Turbine verticali, impianti a forma di fiore, torri rivestite di specchi, biplani aerodinamici e diapason sintonizzati col flusso del vento. Enel trasforma l'impatto visivo dei parchi eolici cercando di mitigare l'aspetto estetico degli impianti che sfruttano la forza del vento trasformandoli in opere d'arte e di design. Il tentativo di dare una risposta ai tanti signori del no che da oggi non potranno più appellarsi alle antiestetiche pale per opporsi alla loro realizzazione.
Un cambio di passo che potrebbe attenuare l'effetto nimby (not in my backyard) e che coniuga la forma estetica con l'efficienza produttiva e l'armonia del territorio. Il tutto è stato possibile grazie a un vero e proprio concorso, il WinDesign, nel corso del quale sono stati selezionate e premiate le tre idee migliori.
Lanciato da Enel a primavera 2025, WinDesign ha chiamato a raccolta studi di architettura, società di ingegneria, imprese, start-up, università e studenti a livello globale, per dare un nuovo look all'energia sostenibile.
WinDesign è stato il contest più seguito mai lanciato da Enel, anche grazie a un approccio aperto e collaborativo basato su Open Innovability: la piattaforma online di crowdsourcing sviluppata dal gruppo proprio per la ricerca di soluzioni innovative tra le più brillanti idee e tecnologie in circolazione.

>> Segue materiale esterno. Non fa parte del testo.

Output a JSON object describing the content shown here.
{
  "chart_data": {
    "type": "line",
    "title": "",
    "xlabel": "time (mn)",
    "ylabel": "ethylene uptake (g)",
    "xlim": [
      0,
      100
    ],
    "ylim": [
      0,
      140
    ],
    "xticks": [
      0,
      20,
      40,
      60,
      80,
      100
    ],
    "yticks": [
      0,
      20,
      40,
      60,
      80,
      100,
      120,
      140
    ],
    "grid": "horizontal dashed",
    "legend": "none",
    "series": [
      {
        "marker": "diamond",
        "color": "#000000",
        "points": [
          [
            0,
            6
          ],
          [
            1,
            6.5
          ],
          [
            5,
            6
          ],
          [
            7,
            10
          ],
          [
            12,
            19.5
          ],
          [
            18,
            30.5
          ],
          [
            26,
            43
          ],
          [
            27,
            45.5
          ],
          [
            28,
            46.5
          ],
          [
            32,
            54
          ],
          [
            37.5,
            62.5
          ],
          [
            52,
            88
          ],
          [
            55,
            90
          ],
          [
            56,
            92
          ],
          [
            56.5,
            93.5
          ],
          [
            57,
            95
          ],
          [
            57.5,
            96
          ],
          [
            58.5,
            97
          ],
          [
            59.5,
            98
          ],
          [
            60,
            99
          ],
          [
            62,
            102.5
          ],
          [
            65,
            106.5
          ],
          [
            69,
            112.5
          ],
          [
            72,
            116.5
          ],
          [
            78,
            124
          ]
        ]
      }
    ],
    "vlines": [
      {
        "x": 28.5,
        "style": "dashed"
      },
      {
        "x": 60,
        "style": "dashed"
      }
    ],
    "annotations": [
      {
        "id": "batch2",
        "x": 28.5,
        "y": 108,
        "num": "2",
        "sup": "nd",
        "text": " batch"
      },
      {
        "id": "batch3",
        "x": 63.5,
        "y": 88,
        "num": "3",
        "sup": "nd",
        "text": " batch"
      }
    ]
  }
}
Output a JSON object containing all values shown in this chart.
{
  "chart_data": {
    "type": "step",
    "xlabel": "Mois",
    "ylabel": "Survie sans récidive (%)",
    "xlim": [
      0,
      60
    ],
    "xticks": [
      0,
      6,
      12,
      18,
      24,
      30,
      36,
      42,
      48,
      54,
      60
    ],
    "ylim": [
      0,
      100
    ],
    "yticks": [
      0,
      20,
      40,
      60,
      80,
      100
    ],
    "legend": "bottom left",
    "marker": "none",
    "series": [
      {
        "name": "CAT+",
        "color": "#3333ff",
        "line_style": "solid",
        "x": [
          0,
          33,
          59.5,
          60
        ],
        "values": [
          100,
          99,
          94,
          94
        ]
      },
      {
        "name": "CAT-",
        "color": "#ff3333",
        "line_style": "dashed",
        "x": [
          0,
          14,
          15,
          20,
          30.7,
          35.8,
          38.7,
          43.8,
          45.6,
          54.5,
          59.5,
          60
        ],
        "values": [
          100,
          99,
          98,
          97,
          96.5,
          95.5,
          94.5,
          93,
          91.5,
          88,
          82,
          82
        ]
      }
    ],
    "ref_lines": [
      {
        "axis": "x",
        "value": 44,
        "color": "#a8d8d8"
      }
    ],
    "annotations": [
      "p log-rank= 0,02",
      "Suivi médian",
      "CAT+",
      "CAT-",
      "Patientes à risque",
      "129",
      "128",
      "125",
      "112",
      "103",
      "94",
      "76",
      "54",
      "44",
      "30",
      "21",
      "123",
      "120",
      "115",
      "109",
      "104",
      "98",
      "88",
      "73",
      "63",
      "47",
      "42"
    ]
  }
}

La sfida nasce in un momento di forte crescita dell'energia eolica, settore in cui Enel conta oltre 15,8 GW di capacità installata a livello globale, di cui 874 MW in Italia. Si tratta di una fonte rinnovabile che negli ultimi decenni ha registrato sviluppi importanti, grazie ai progressi tecnologici, alla scienza dei materiali e a soluzioni in grado di garantire prestazioni sempre più elevate.
La premiazione, andata in scena al Maxxi (Museo nazionale delle arti del XXI secolo) ha interessato Powering the Future, firmato da Mario Cucinella come designer e Robert Bird Group per la consulenza ingegneristica: è il progetto vincitore che ha sfruttato l'intuizione di una struttura verticale composta da ipnotiche vele ammainabili.
Il secondo classificato è stato WindBioma + WindBloom di Hope Engineering, che invece ha puntato sulla suggestione di superfici riflettenti che raccolgono acqua a beneficio della fauna. Al terzo posto c'è LA3 + Aria, progettata dallo studio di architettura TECTOO e dalla società ingegneristica Buromilan, che ha puntato su tecnologia e illuminazione e sulla riduzione dell'impatto visivo e dello sfruttamento del suolo.
Sono stati assegnati inoltre tre premi speciali: Design all'architetta Queena Le con il progetto Aeris + Bloom; Fattibilità Tecnico-Economica a O'Sullivan Studio con le turbine Horizon + Sylva e infine Innovazione e Sostenibilità alle startup Etesias+Rithem con il progetto Ecospire + Ecoline.